- The Washington Times - Tuesday, February 24, 2009

Years of Refusal
Lost Highway

Middle age is not always kind to the cultural figures of one’s youth, but it has been improbably benevolent to the British pop icon Morrissey. Morrissey, who turns 50 in May, has just released the impressively vigorous “Years of Refusal,” making it three rock-solid albums in a row since “You Are the Quarry” rejuvenated his career in 2004 after a seven-year recording hiatus.

Morrissey’s comeback is surprising less for its commercial and artistic achievements than for the deceptive ease with which today’s Morrissey simply gets on with the business of being “Morrissey.” Even those outside his devoted cult cannot fail to notice how self-assured a writer and singer he has become, collaborating with his longtime backing band to toss off incisive, hard pop gems with seeming effortlessness. The voice itself is a deeper, more powerful instrument, too, and Morrissey wields it with the kind of pinpoint control that suggests a lack of conscious decision-making, as if over time the process of singing has become fully internalized and instinctual.

Not to say that the “Pope of Mope” has suddenly gone angst-free, but one of the many delights of the recent albums is listening to a looser, more confident Morrissey play around with his public image, stretching its boundaries in sometimes enlightening and often hilarious ways. (You’d have to take Clint Eastwood’s movie work over the past 15 years to find a comparably self-referential icon who seems to have as much fun riffing on his own mythology.)

Like its two immediate predecessors, “Years of Refusal” builds outward from a core of hook-laden neo-punk rock songs. It opens with an up-to-the-minute state-of-Morrissey report, bluntly titled “Something Is Squeezing My Skull,” wherein the singer expounds upon the dubious benefits of psychopharmacology. Morrissey sounds gleefully demented as he slides his voice up the scale to nail the word “skull” every time he gets to the title phrase, but he finds himself reduced to pleading frantically at the end, “How long must I stay on this stuff? Don’t gimme any more!”

“All You Need Is Me” and “I’m Throwing My Arms Around Paris” are similarly muscular and tuneful. The former adds a little music-hall swing to its crunching guitars (“You’re gonna miss me when I’m gone”). The latter features a big, soaring refrain that characteristically uses absurd exaggeration to balance heartbreak and comedy (“I’m throwing my arms around Paris because only stone and steel accept my love”).

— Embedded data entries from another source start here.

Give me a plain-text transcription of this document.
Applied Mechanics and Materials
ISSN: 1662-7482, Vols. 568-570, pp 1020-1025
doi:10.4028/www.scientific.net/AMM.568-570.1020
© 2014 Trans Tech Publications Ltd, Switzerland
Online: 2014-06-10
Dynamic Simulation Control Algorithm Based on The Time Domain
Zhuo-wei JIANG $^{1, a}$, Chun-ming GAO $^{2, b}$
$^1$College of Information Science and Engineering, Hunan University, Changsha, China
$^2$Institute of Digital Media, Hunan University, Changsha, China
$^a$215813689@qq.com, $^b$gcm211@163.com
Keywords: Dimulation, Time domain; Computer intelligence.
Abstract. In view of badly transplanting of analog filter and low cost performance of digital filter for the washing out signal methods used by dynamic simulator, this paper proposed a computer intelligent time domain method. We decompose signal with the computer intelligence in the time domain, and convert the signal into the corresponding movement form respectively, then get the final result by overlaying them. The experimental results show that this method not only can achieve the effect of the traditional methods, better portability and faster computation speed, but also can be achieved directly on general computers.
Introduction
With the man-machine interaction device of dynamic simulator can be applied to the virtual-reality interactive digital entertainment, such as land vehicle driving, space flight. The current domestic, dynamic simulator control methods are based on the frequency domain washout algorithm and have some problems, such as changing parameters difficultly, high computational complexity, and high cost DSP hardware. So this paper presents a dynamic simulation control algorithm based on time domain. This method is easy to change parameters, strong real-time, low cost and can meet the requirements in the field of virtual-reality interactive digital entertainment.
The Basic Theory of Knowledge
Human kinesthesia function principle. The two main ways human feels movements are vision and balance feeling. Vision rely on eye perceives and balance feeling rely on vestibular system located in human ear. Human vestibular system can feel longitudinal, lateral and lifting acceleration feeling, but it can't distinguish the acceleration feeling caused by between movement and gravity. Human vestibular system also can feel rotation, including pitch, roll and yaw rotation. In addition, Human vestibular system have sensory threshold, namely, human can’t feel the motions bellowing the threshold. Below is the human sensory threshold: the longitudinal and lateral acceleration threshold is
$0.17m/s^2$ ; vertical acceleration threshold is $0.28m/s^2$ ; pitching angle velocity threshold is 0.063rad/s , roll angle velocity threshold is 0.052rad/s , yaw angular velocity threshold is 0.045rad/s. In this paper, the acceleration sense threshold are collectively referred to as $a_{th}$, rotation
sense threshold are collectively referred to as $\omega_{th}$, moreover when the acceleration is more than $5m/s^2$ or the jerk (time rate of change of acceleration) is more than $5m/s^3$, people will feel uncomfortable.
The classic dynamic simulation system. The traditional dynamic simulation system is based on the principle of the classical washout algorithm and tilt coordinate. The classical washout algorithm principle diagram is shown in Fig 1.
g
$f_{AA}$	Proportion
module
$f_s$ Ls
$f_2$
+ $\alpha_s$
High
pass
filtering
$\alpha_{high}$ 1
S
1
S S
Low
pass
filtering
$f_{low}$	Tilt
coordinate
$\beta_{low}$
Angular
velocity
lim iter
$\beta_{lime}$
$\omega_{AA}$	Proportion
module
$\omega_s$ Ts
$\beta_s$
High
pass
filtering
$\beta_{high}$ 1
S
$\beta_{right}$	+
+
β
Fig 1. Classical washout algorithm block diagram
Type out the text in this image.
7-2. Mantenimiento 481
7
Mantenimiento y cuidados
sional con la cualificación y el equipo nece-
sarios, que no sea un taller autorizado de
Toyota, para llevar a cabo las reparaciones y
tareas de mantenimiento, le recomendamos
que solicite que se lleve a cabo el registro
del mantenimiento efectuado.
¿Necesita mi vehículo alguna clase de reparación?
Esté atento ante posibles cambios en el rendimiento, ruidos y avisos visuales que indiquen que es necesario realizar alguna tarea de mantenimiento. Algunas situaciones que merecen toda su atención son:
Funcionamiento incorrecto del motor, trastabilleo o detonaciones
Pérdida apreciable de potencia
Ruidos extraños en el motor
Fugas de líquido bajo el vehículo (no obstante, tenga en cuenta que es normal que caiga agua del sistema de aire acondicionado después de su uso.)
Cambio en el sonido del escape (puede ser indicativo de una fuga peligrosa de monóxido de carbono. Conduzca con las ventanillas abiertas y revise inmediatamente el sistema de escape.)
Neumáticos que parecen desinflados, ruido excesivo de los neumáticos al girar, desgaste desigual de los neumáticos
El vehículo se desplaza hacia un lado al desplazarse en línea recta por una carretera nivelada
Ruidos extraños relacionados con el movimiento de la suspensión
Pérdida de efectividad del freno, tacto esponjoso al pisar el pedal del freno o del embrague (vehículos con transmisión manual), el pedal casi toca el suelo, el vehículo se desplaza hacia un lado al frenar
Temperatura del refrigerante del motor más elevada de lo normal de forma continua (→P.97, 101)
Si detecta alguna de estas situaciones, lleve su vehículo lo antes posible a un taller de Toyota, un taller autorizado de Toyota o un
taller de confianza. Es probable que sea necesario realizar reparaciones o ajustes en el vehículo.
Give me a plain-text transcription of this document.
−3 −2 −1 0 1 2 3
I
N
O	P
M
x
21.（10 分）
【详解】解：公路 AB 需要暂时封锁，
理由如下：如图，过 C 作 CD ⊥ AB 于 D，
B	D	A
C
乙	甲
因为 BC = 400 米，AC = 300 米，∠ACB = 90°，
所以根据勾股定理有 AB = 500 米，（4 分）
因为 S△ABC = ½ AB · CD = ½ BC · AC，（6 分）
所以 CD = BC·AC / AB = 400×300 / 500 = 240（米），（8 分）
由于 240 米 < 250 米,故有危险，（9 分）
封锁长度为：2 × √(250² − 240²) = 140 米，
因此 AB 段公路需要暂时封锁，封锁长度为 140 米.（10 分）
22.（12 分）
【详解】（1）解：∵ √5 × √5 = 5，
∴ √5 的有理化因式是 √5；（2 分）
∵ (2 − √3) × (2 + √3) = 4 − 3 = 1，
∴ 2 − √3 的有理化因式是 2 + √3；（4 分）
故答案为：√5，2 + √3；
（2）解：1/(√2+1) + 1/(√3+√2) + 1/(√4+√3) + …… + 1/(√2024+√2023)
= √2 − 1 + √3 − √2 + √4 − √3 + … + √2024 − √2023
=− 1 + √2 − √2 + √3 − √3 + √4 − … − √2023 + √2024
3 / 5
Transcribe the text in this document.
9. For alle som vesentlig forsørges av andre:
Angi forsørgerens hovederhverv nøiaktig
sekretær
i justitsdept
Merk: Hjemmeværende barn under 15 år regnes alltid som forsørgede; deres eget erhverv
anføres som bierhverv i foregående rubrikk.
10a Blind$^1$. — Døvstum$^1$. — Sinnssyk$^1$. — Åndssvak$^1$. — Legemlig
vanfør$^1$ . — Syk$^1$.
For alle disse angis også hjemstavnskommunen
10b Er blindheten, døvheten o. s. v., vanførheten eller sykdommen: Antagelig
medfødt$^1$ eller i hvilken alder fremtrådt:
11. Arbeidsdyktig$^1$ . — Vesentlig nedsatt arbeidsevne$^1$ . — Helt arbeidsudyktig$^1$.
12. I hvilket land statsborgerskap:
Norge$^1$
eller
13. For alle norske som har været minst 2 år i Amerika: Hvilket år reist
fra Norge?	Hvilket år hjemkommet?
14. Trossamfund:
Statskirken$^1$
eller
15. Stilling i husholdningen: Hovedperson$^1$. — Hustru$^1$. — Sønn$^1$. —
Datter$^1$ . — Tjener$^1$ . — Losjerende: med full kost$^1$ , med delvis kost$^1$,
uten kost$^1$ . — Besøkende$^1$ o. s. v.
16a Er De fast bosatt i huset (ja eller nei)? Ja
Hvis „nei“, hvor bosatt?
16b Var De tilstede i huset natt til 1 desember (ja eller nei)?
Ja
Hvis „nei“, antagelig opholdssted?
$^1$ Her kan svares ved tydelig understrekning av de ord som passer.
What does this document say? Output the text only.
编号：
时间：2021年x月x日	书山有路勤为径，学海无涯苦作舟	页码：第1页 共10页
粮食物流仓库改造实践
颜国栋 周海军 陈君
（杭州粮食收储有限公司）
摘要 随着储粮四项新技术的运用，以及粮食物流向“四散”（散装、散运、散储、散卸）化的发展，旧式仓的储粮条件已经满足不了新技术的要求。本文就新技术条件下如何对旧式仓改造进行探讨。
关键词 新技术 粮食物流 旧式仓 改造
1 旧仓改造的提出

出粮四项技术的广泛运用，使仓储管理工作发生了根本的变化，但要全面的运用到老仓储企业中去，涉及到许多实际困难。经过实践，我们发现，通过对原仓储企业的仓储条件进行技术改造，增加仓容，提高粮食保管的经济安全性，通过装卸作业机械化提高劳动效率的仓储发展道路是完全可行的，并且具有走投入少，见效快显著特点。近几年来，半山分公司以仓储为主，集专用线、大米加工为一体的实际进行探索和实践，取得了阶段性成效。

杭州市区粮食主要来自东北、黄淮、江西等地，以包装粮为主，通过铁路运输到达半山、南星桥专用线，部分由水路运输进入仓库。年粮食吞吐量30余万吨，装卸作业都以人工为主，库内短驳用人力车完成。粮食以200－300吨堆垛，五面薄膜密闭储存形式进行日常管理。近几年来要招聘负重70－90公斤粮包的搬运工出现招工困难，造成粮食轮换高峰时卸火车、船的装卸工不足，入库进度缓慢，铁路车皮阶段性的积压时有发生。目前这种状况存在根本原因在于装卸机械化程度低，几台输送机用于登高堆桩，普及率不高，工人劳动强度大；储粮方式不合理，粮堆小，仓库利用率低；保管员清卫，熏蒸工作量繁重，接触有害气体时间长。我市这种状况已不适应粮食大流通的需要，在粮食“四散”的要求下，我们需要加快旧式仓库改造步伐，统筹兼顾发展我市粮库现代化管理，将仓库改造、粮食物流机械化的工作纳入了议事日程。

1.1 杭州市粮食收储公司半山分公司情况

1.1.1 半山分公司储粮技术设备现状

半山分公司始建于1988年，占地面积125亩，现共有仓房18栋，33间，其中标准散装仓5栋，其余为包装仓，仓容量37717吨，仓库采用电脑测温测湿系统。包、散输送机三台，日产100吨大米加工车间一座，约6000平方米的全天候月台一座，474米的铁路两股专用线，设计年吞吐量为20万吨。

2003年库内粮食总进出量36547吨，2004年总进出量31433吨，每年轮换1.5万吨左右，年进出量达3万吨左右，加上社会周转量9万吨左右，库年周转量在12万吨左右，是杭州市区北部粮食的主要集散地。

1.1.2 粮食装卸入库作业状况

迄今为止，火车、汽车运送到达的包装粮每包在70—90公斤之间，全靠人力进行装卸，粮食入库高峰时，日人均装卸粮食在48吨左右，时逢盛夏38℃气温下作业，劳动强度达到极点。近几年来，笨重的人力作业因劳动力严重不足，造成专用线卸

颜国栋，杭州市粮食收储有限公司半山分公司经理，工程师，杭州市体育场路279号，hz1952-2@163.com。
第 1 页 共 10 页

But the bleak hilarity only serves to heighten the romantic devastation that is Morrissey’s central theme. “It’s Not Your Birthday Anymore,” the album’s dynamic centerpiece, is stunning in its flashes of unbridled bitterness toward a former lover, with Morrissey vacillating between tender verses and seething choruses. As the song rumbles to a close, Morrissey runs out of words — there’s nothing left for him to do but literally howl in bewilderment and pain.

The quietly respectful “You Were Good in Your Time” pays homage to a dying star and to the way art can provide the balm of community to far-flung misfits. Nothing gets closer to the truth of what Morrissey took from the rock idols of his youth, and what he has passed on to others, than when he sings, “You made me feel not quite so deformed, uninformed and hunchbacked.”

The creation and subtle evolution of the unique and not-quite immutable character “Morrissey” is a brilliant creative achievement. Although Morrissey was hardly the first musician to glamorize the anguish and melodrama of adolescence, no one had ever dared to go quite so far in setting up a franchise dedicated almost exclusively to sexual confusion, romantic longing, self-loathing, self-pity, bitter irony, blame and resentment.

In retrospect, the tragicomic territory Morrissey staked out and made his own seems so obviously bountiful that you wonder why no one claimed it before. But such is the nature of successful pioneering, and more than 25 years later, Morrissey is not only defending his patch with genuine gusto, he is back at the top of his game and making an extremely convincing case that “Morrissey” is an entirely appropriate thing for a middle-aged man to be — that grown-up, relevant, universal truths can still be gleaned from an over-the-top persona born of one outcast young man’s miserable self-obsession.